Unter diesen Bedingungen blieben zähe, geduldige Verhandlungen zwischen Staat und Kirche, das ständige Ausloten des Machbaren, die ständig neue Erörterung auch geringfügigster Details der einzig gangbare Weg für beide Seiten.

In dieser Praxis widerspiegelte sich auch insbesondere in den letzten Jahren der DDR das Unvermögen der Parteiführung zur grundsätzlichen Behandlung und Lösung politischer und gesellschaftlicher Probleme. Selbst unbedeutendste Fragen wurden nicht selten durch den Generalsekretär der SED und Vorsitzenden des Staatsrates der DDR. persönlich entschieden und mussten immer wieder neu in Informationen erklärt und begründet werden. Dem entsprach auch der Führungsstil Erich MIELKES, der alles selbst wissen wollte und seine Mitarbeiter mit abwegigsten Nachfragen zur Verzweiflung treiben konnte.
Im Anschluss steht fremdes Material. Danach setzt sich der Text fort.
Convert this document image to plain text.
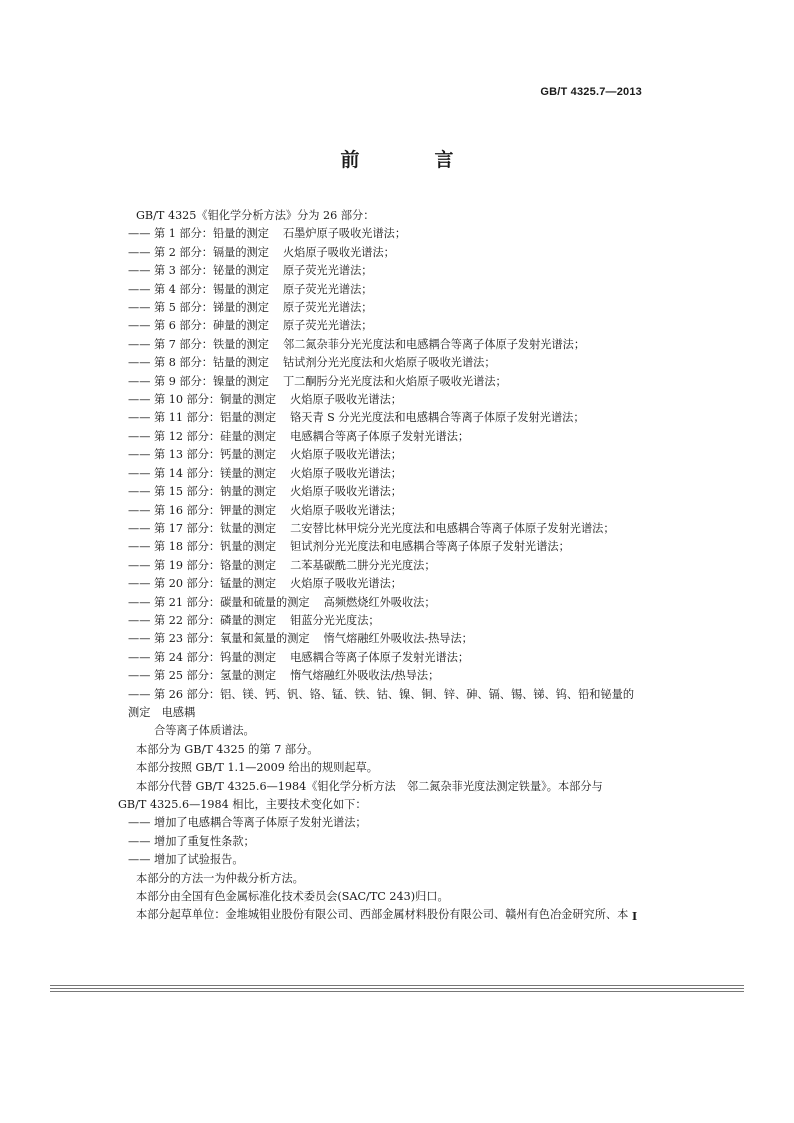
GB/T 4325.7—2013
前　言
GB/T 4325《钼化学分析方法》分为 26 部分：
—— 第 1 部分：铅量的测定 石墨炉原子吸收光谱法；
—— 第 2 部分：镉量的测定 火焰原子吸收光谱法；
—— 第 3 部分：铋量的测定 原子荧光光谱法；
—— 第 4 部分：锡量的测定 原子荧光光谱法；
—— 第 5 部分：锑量的测定 原子荧光光谱法；
—— 第 6 部分：砷量的测定 原子荧光光谱法；
—— 第 7 部分：铁量的测定 邻二氮杂菲分光光度法和电感耦合等离子体原子发射光谱法；
—— 第 8 部分：钴量的测定 钴试剂分光光度法和火焰原子吸收光谱法；
—— 第 9 部分：镍量的测定 丁二酮肟分光光度法和火焰原子吸收光谱法；
—— 第 10 部分：铜量的测定 火焰原子吸收光谱法；
—— 第 11 部分：铝量的测定 铬天青 S 分光光度法和电感耦合等离子体原子发射光谱法；
—— 第 12 部分：硅量的测定 电感耦合等离子体原子发射光谱法；
—— 第 13 部分：钙量的测定 火焰原子吸收光谱法；
—— 第 14 部分：镁量的测定 火焰原子吸收光谱法；
—— 第 15 部分：钠量的测定 火焰原子吸收光谱法；
—— 第 16 部分：钾量的测定 火焰原子吸收光谱法；
—— 第 17 部分：钛量的测定 二安替比林甲烷分光光度法和电感耦合等离子体原子发射光谱法；
—— 第 18 部分：钒量的测定 钽试剂分光光度法和电感耦合等离子体原子发射光谱法；
—— 第 19 部分：铬量的测定 二苯基碳酰二肼分光光度法；
—— 第 20 部分：锰量的测定 火焰原子吸收光谱法；
—— 第 21 部分：碳量和硫量的测定 高频燃烧红外吸收法；
—— 第 22 部分：磷量的测定 钼蓝分光光度法；
—— 第 23 部分：氧量和氮量的测定 惰气熔融红外吸收法-热导法；
—— 第 24 部分：钨量的测定 电感耦合等离子体原子发射光谱法；
—— 第 25 部分：氢量的测定 惰气熔融红外吸收法/热导法；
—— 第 26 部分：铝、镁、钙、钒、铬、锰、铁、钴、镍、铜、锌、砷、镉、锡、锑、钨、铅和铋量的测定　电感耦
合等离子体质谱法。
本部分为 GB/T 4325 的第 7 部分。
本部分按照 GB/T 1.1—2009 给出的规则起草。
本部分代替 GB/T 4325.6—1984《钼化学分析方法　邻二氮杂菲光度法测定铁量》。本部分与
GB/T 4325.6—1984 相比，主要技术变化如下：
—— 增加了电感耦合等离子体原子发射光谱法；
—— 增加了重复性条款；
—— 增加了试验报告。
本部分的方法一为仲裁分析方法。
本部分由全国有色金属标准化技术委员会(SAC/TC 243)归口。
本部分起草单位：金堆城钼业股份有限公司、西部金属材料股份有限公司、赣州有色冶金研究所、本 I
Wirkliche Politik wurde auf diese Weise durch Geschäftigkeit ersetzt, Eigeninitiative und selbständiges verantwortliches Handeln untergraben und ein ineffektives System der Rückversicherung bis in die höchsten Ebenen in allen Bereichen installiert..

 

Bei den Verhandlungen zwischen Staat und Kirchen wurden niemals nur Vorteile des Staates erzielt sondern immer auch Ergebnisse zum Nutzen der Kirchen und der Christen in der DDR. Was heute als Kungelei der Kirchenoberen mit dem Staat verketzert wird, war unter den gegebenen Umständen die einzige Alternative, um kirchliche Ziele zu erreichen und den Platz der Kirchen in der Gesellschaft zu behaupten. Dabei können die Kirchen aus 40 Jahren Verhandlungen mit dem Staat DDR eine durchaus positive Bilanz ziehen.

Insgesamt sind das politische Wirken der Kirchen in der DDR ebenso wie die staatliche Politik in Kirchenfragen nur als ein ständiger Lernprozess auf beiden Seiten erklärbar.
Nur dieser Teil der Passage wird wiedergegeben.